Langsung ke konten utama

Faktor Rohani dan Jiwani dalam Pengambilan Keputusan

Saat Teduh  15 Feb 2025


Dalam perjalanan kita mengikut Tuhan, kita akan mengalami banyak tantangan, godaan dan

pencobaan dari dunia, dari iblis dan dari keinginan atau hawa nafsu kita sendiri, semua itu bisa menggagalkan kita mewujudkan RENCANA agung Allah dan mencapai destiny ilahi hidup kita. Itu sebabnya kita harus memiliki KETETAPAN HATI untuk MENGASIHI Tuhan dengan SEGENAP HATI, SEGENAP JIWA dan SEGENAP KEKUATAN kita.


BACA dan RENUNGKAN

Matius 22:37 Jawab Yesus kepadanya: "Kasihilah Tuhan, Allahmu, dengan segenap hatimu dan dengan segenap jiwamu dan dengan segenap akal budimu. 38 Itulah hukum yang terutama dan yang pertama. 39 Dan hukum yang kedua, yang sama dengan itu, ialah: Kasihilah sesamamu manusia seperti dirimu sendiri. 40 Pada kedua hukum inilah tergantung seluruh hukum Taurat dan kitab para nabi."

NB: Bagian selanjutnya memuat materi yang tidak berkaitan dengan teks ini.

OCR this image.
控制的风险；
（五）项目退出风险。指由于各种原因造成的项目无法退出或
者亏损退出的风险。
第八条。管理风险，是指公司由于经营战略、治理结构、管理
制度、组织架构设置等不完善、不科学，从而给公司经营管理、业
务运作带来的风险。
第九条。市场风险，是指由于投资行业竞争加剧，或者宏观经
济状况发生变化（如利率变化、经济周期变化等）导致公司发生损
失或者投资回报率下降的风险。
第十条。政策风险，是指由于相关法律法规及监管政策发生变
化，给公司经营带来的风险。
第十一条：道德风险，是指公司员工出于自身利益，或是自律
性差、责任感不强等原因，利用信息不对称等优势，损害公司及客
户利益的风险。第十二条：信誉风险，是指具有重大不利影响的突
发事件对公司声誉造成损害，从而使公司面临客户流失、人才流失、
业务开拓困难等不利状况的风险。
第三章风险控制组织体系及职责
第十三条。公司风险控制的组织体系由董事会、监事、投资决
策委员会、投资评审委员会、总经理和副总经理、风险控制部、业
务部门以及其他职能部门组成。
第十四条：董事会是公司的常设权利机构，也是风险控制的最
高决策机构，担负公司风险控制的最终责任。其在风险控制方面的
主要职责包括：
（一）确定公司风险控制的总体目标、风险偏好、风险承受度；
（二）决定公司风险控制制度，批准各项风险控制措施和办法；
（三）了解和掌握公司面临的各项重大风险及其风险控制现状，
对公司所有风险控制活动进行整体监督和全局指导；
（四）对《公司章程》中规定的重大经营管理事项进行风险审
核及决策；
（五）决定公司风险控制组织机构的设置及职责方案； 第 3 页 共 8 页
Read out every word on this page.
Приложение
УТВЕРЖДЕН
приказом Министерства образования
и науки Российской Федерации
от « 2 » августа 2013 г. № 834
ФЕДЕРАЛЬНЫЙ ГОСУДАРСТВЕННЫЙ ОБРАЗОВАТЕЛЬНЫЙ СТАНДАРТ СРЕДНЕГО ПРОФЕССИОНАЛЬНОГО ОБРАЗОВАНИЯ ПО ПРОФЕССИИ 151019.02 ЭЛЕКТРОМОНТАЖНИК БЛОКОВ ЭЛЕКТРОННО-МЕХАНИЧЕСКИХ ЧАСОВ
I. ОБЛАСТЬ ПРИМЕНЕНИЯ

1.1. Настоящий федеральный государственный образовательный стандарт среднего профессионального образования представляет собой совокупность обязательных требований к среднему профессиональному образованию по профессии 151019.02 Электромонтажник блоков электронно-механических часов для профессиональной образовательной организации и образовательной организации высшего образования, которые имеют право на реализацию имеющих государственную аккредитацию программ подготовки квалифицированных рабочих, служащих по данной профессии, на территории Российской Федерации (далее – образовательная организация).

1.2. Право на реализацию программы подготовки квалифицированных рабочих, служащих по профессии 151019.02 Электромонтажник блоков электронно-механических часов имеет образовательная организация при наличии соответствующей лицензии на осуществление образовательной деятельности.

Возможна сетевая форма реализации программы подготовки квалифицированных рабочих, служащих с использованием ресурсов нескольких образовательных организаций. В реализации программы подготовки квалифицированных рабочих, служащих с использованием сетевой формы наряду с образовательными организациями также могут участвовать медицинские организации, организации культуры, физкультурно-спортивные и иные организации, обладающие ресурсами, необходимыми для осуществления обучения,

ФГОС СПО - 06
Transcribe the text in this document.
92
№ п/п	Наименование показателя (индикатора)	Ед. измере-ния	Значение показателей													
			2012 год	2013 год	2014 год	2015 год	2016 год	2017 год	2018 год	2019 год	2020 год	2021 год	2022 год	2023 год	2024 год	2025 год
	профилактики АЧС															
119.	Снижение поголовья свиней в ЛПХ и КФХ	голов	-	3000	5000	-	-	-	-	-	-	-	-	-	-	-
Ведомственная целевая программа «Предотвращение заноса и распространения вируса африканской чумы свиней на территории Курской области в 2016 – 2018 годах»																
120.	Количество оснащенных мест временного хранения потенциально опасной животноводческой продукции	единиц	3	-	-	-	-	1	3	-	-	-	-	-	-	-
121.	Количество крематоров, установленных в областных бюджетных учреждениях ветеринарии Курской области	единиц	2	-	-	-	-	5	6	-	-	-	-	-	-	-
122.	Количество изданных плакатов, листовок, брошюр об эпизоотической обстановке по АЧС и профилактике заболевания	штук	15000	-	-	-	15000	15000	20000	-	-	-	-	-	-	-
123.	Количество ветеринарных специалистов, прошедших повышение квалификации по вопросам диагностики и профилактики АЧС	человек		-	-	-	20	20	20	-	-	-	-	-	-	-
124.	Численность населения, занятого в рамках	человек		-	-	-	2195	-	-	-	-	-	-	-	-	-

Yohanes 14:15 "Jikalau kamu mengasihi Aku, kamu akan menuruti segala perintah-Ku.



1. Apa HUKUM yang TERUTAMA dan PERTAMA dalam hukum2 Tuhan? MENGASIHI Tuhan itu bukan suatu PILIHAN atau ANJURAN tetapi MENGASIHI Tuhan itu adalah SEBUAH HUKUM, apa artinya? Kalau Yesus sendiri yang memberikan perintah untuk mengasihi Tuhan, apakah kita mampu melakukannya?

Sebelum menjawab pertanyaan ini mari kita renungkan sejenak. Mengapa mengapa mengasihi Tuhan itu menjadi HUKUM,  dan bahkan HUKUM yang TERUTAMA dan PERTAMA. Bukankah MENGASIHI itu secara sukarela dan senang hati berdasarkan pilihan kita?  Tapi dalam konteks ini, mengasihi Tuhan itu bukan suatu PILIHAN atau ANJURAN tetapi MENGASIHI Tuhan itu adalah SEBUAH HUKUM, apa artinya?  Kalau kita renungkan memang mengasihi itu akhirnya berdasarkan pilihan kita. Pilihan artinya kita membuat keputusan. Dalam hal ini menjadi sebuah keputusan hukum, karena Tuhan mengaitkannya dengan hukum Taurat dan kitab para nabi.

  • Hukum yang terutama dan pertama: Mengasihi Tuhan, Allahmu, dengan segenap hati, segenap jiwa, dan segenap akal budi.

  • Mengasihi Tuhan sebagai hukum, bukan pilihan: Tuhan mengaitkan HUKUM KASIH ini dengan hukum Taurat  dan kitab para nabi. Ini berarti mengasihi Tuhan adalah kewajiban fundamental dan dasar dari segala tindakan dan motivasi kita. Ini bukanlah sesuatu yang bisa kita pilih untuk dilakukan atau tidak. Ini adalah inti dari hubungan kita dengan Tuhan.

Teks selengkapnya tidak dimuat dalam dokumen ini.